For me, the film felt like an exercise, rather than a story.  That may be what Carax was after here, an intent to tell a story with an unlikeable lead character in a deliberately artificial way, for whatever result or reason. Perhaps it’s brave to dive into such icy waters. 

But what it’s missing is a story that feels relevant or deep.  The characters are unappealing and uninteresting. Because the story stays mainly in the present and doesn’t provide much background or depth, it starts to feel more like clichés and strange melodrama:  A Star is Born meets Snidely Whiplash presented like a rock opera without any hits. Can they love or not love? With the exception of Henry, the characters seem more like sketches or ideas, rather than fully realized people.  

There are other elements that felt forced, including the device of cutting to entertainment TV for updates on Henry and Ann’s relationship. 

At times, I felt I was watching a movie by people who had the same cultural and pop culture references as me, but whose interpretation was so different that there were few points of contact. 

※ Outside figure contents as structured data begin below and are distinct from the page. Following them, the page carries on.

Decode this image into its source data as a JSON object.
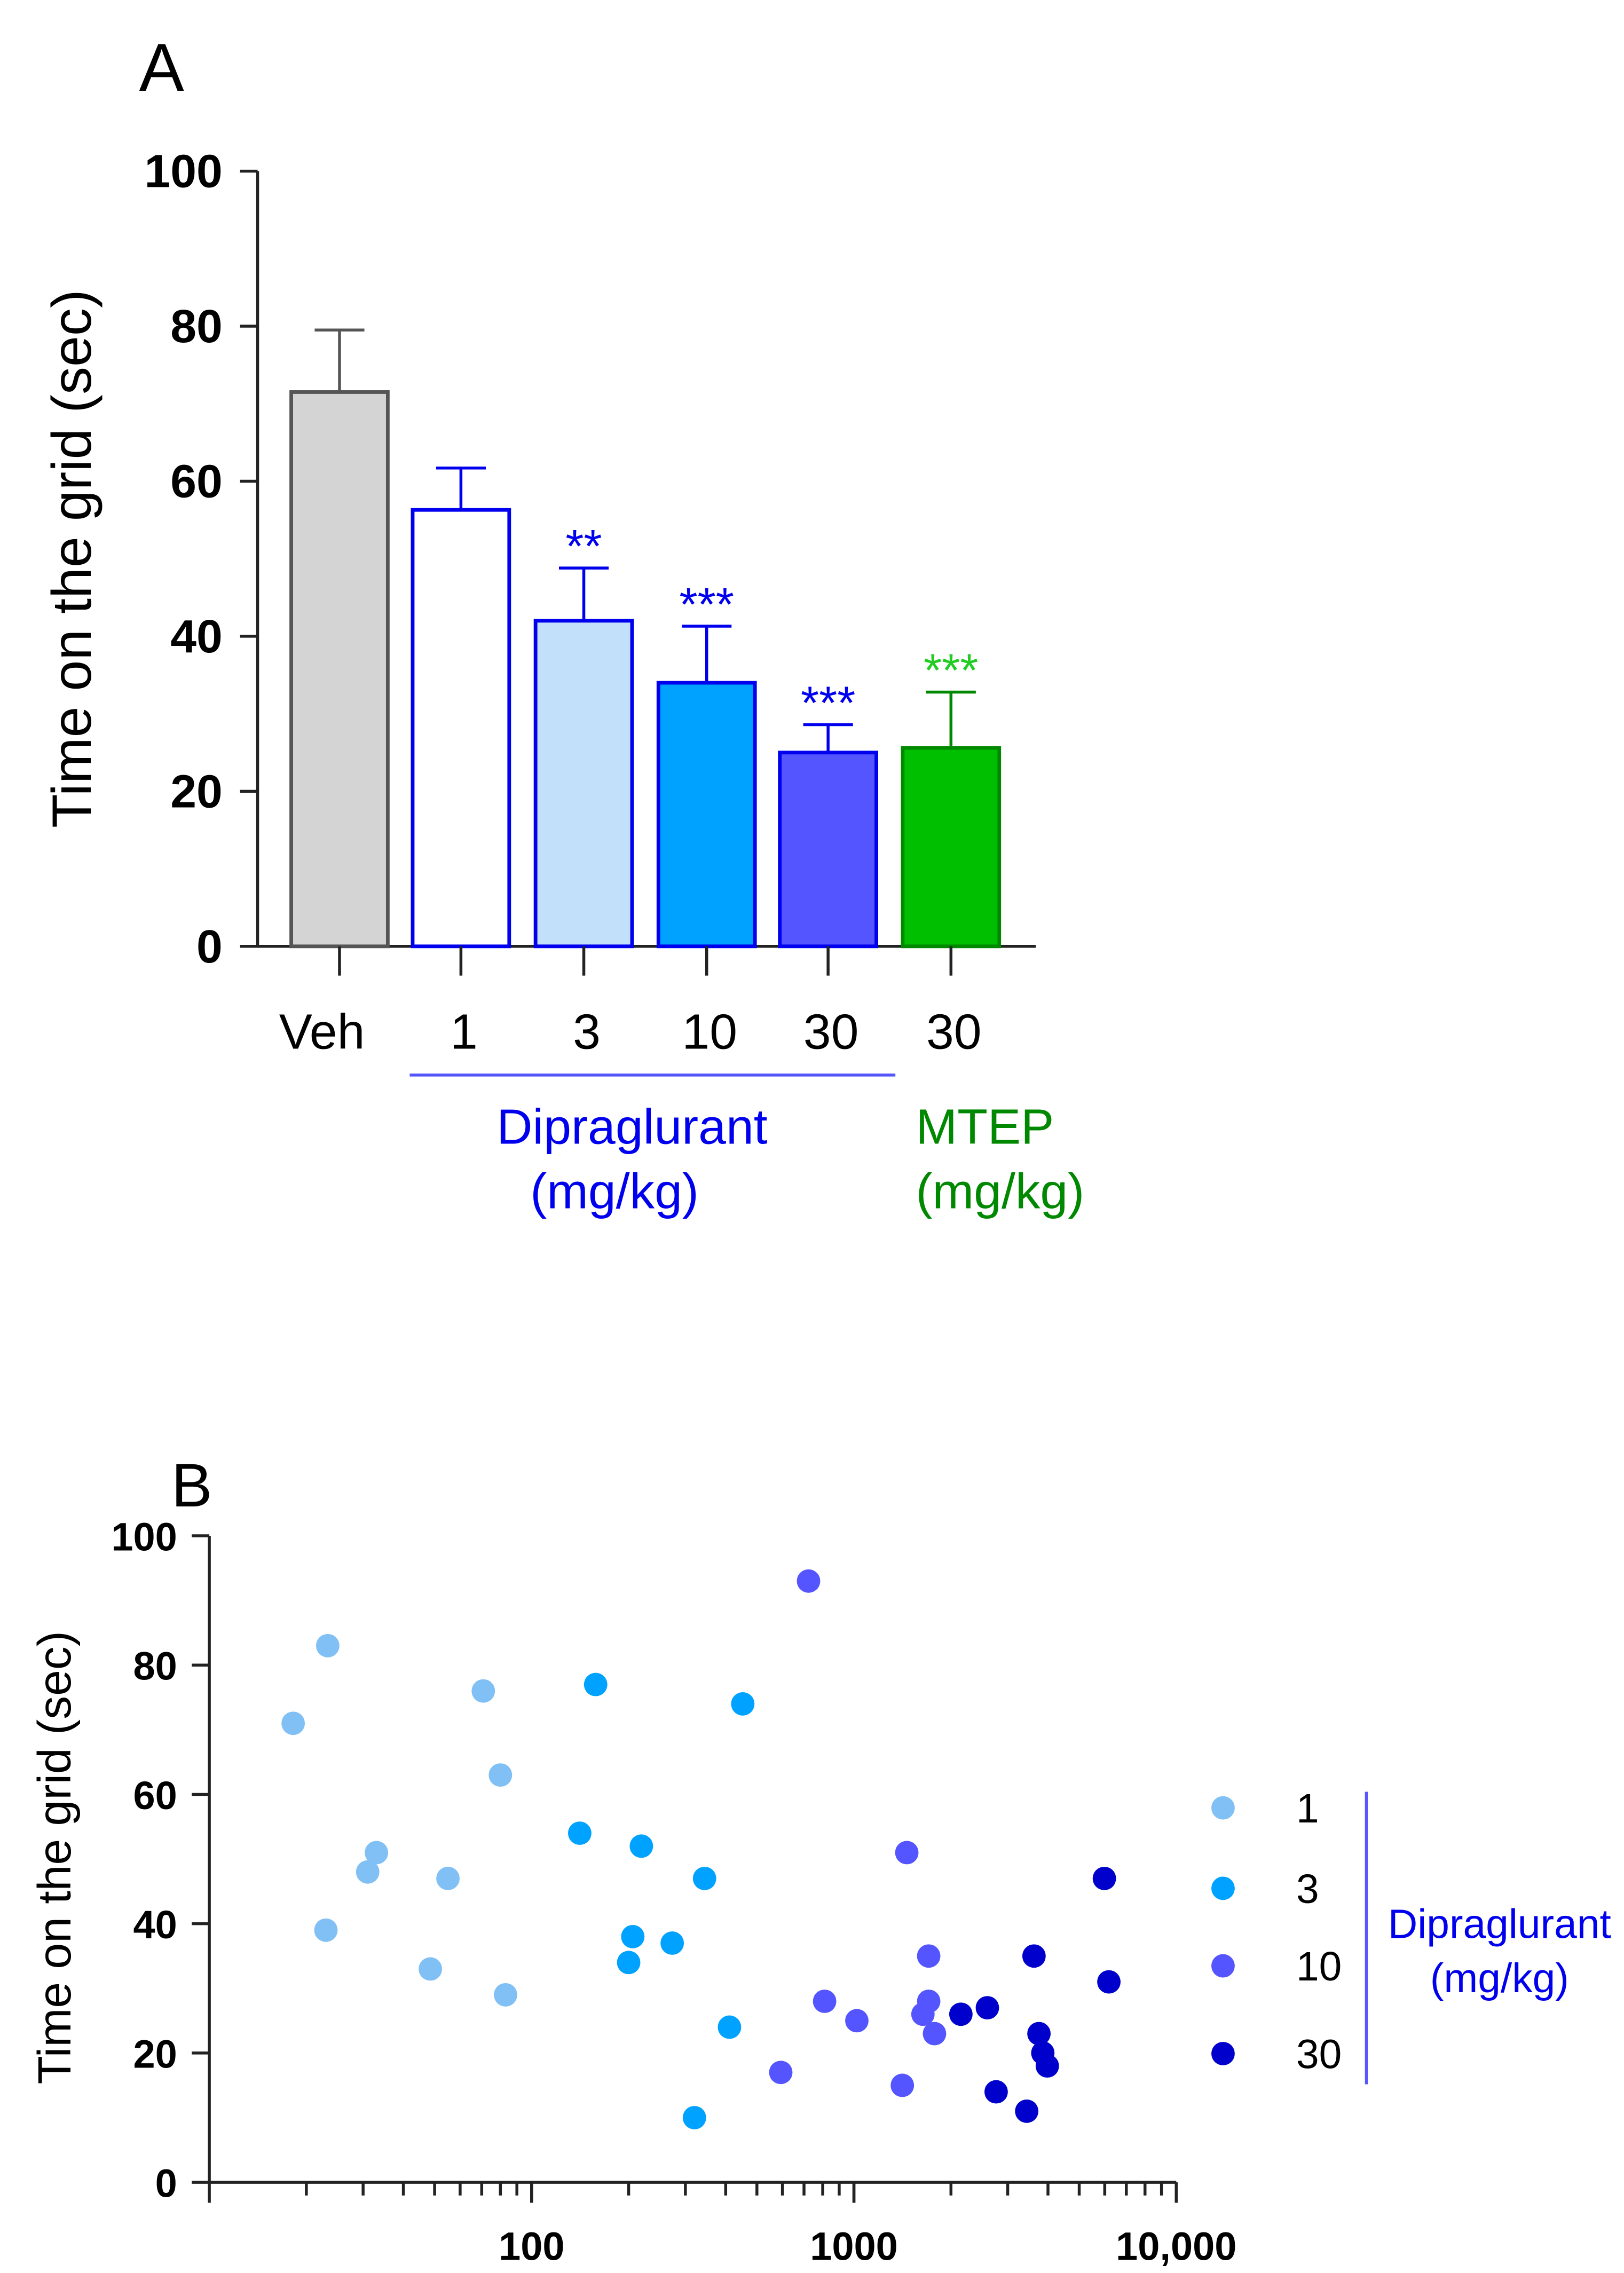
{
  "chart_data": [
    {
      "panel": "A",
      "type": "bar",
      "ylabel": "Time on the grid (sec)",
      "ylim": [
        0,
        100
      ],
      "yticks": [
        "0",
        "20",
        "40",
        "60",
        "80",
        "100"
      ],
      "categories": [
        "Veh",
        "1",
        "3",
        "10",
        "30",
        "30"
      ],
      "values": [
        71.5,
        56.3,
        42.0,
        34.0,
        25.0,
        25.6
      ],
      "error_upper": [
        79.5,
        61.7,
        48.8,
        41.3,
        28.6,
        32.8
      ],
      "significance": [
        "",
        "",
        "**",
        "***",
        "***",
        "***"
      ],
      "fill_colors": [
        "#d4d4d4",
        "#ffffff",
        "#c2e0fa",
        "#00a2ff",
        "#5555ff",
        "#00bf00"
      ],
      "stroke_colors": [
        "#555555",
        "#0000ee",
        "#0000ee",
        "#0000ee",
        "#0000ee",
        "#008800"
      ],
      "star_colors": [
        "",
        "",
        "#0000ee",
        "#0000ee",
        "#0000ee",
        "#22cc22"
      ],
      "groups": [
        {
          "line1": "Dipraglurant",
          "line2": "(mg/kg)",
          "color": "#0000ee"
        },
        {
          "line1": "MTEP",
          "line2": "(mg/kg)",
          "color": "#008800"
        }
      ]
    },
    {
      "panel": "B",
      "type": "scatter",
      "ylabel": "Time on the grid (sec)",
      "ylim": [
        0,
        100
      ],
      "yticks": [
        "0",
        "20",
        "40",
        "60",
        "80",
        "100"
      ],
      "xscale": "log",
      "xlim": [
        10,
        10000
      ],
      "xticks": [
        "100",
        "1000",
        "10,000"
      ],
      "legend_title": [
        "Dipraglurant",
        "(mg/kg)"
      ],
      "legend_placement": "right",
      "series": [
        {
          "name": "1",
          "color": "#80c0f5",
          "points": [
            [
              18.2,
              71
            ],
            [
              23.3,
              83
            ],
            [
              31,
              48
            ],
            [
              33,
              51
            ],
            [
              23,
              39
            ],
            [
              48.5,
              33
            ],
            [
              55,
              47
            ],
            [
              70.8,
              76
            ],
            [
              80,
              63
            ],
            [
              83,
              29
            ]
          ]
        },
        {
          "name": "3",
          "color": "#00a2ff",
          "points": [
            [
              158,
              77
            ],
            [
              452,
              74
            ],
            [
              141,
              54
            ],
            [
              219,
              52
            ],
            [
              344,
              47
            ],
            [
              206,
              38
            ],
            [
              273,
              37
            ],
            [
              200,
              34
            ],
            [
              411,
              24
            ],
            [
              320,
              10
            ]
          ]
        },
        {
          "name": "10",
          "color": "#5555ff",
          "points": [
            [
              723,
              93
            ],
            [
              1459,
              51
            ],
            [
              1706,
              35
            ],
            [
              811,
              28
            ],
            [
              1021,
              25
            ],
            [
              1706,
              28
            ],
            [
              1637,
              26
            ],
            [
              1778,
              23
            ],
            [
              593,
              17
            ],
            [
              1413,
              15
            ]
          ]
        },
        {
          "name": "30",
          "color": "#0000cc",
          "points": [
            [
              5984,
              47
            ],
            [
              6180,
              31
            ],
            [
              3620,
              35
            ],
            [
              3750,
              23
            ],
            [
              3855,
              20
            ],
            [
              3981,
              18
            ],
            [
              2594,
              27
            ],
            [
              2147,
              26
            ],
            [
              2762,
              14
            ],
            [
              3436,
              11
            ]
          ]
        }
      ]
    }
  ],
  "panel_labels": [
    "A",
    "B"
  ]
}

The film benefits from the actors who have really committed to their characters. Marion Cotillard gives Ann a warm sensuality despite her character’s role as a simple foil and sex partner. But the film really belongs to Driver who has fully committed to his character (and has all the dramatic room to move). 

The pieces of Henry don’t completely add up, but Driver  fearlessly plunges in to create a character we can believe.  With physicality, charisma and depth, Driver is watchable, and willing to go where the character needs to go. In the end, his performance gives the film what spark it has.

Annette. Directed by Leos Carax. Written by Ron Mael and Russel Mael. Stars Adam Driver, Marion Cotillard and Simon Helberg.

Opens in theatres, August 6 and streams on Amazon Prime August 20.